= Danville Walker =

Jamaican politician

The Honourable Danville Walker, O.J. is a Jamaican politician, formerly Director of Elections and Commissioner of Customs, as well as a one-time candidate for the Parliament of Jamaica.

==Career==
Walker was appointed as Director of Elections and head of the Electoral Office of Jamaica from 1997 to 2008. He also became chief executive officer of the Office of National Reconstruction in 2004, overseeing reconstruction efforts in the aftermath of Hurricane Ivan. In May 2008, he resigned from his position as Director of Elections, and took up a new job as Commissioner of Customs the following month.

In 2011, Walker announced his intention to run as the Jamaica Labour Party candidate in the Central Manchester constituency in the election late that year. He stated that he had renounced his U.S. citizenship in preparation for his candidacy, but that he still considered himself a member of the Jamaican diaspora and would strive to represent that group as an MP. He ran against incumbent Peter Bunting, the General Secretary of the People's National Party; he chose Central Manchester because he relished the challenge of taking on Bunting. In the end, he was defeated by 10,606 to 10,067 votes, with 61.58% voter turnout.

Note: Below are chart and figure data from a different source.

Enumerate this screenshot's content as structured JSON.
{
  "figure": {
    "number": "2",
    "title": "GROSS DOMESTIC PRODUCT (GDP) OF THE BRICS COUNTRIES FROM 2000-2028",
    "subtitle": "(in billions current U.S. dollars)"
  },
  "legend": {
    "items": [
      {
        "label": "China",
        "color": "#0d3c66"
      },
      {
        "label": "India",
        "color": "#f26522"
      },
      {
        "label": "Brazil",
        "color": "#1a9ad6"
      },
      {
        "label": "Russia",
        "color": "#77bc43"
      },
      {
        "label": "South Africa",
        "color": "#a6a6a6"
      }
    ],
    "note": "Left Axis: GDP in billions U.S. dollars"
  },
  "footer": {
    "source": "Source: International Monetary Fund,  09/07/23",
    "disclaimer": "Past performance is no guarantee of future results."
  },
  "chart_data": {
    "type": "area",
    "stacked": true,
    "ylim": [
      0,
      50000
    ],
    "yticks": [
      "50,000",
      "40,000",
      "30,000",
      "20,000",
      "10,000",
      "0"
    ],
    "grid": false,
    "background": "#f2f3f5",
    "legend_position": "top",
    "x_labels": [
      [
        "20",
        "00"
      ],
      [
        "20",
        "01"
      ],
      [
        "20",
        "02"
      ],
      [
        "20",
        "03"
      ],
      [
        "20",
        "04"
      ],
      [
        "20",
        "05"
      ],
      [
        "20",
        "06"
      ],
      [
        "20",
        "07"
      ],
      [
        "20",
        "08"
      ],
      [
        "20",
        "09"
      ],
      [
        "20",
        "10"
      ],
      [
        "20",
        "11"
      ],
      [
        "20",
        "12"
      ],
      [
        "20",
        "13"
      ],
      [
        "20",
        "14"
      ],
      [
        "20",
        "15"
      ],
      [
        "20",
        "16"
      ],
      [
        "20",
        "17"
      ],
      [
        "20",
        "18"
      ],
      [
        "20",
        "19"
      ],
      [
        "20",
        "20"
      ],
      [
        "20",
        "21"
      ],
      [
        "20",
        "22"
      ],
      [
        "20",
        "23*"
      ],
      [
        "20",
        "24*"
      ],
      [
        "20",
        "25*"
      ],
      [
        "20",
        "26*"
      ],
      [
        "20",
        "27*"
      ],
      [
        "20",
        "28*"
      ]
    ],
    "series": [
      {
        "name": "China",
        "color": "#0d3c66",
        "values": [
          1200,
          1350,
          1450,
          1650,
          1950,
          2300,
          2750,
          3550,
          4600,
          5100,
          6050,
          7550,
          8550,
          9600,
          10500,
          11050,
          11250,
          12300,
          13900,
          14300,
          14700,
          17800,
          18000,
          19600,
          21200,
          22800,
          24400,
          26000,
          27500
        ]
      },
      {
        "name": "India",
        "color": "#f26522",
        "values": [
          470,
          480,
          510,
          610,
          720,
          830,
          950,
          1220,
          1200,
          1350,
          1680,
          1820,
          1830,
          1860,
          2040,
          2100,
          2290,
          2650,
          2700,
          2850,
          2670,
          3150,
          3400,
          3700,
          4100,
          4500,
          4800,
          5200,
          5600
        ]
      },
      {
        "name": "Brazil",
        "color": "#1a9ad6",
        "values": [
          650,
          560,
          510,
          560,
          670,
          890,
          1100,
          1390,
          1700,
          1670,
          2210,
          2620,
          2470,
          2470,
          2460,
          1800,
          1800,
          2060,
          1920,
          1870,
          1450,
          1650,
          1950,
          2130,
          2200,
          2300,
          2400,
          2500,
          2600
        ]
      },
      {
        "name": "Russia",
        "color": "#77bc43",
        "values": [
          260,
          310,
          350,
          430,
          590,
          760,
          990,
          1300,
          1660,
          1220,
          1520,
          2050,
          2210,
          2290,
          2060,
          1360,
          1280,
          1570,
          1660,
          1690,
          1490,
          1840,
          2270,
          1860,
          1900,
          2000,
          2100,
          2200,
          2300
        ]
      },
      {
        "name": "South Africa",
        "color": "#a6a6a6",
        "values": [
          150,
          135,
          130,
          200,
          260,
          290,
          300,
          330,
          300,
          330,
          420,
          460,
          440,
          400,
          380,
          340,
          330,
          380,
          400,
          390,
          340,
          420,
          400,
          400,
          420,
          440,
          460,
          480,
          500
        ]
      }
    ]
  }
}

In February, after his election defeat, Walker resigned from the JLP to take a job in the private sector. His sudden resignation led to recriminations against Audley Shaw, who was responsible for recruiting him. In June 2012, he appeared in court pursuant to allegations that he had breached the Contractor General's Act during his time as Customs Director; the Director of Public Prosecutions complained that he was uncooperative with a probe into export of scrap metal in contravention of a ministerial order.

Walker was named managing director of the Jamaica Observer in March 2012, holding the position for seven years until April 2019 when he stepped down in order to pursue other interests.

==Personal life==
Walker grew up on Bay Farm Road in Kingston, Jamaica in the 1970s. His father was a baker and a supporter of the PNP. Walker joined the Jamaica Defence Force at the age of 20. He has two sisters, Denise Walker-Lewis and Karen Walker-Coutrier. He was named a member of the Order of Jamaica in October 2008.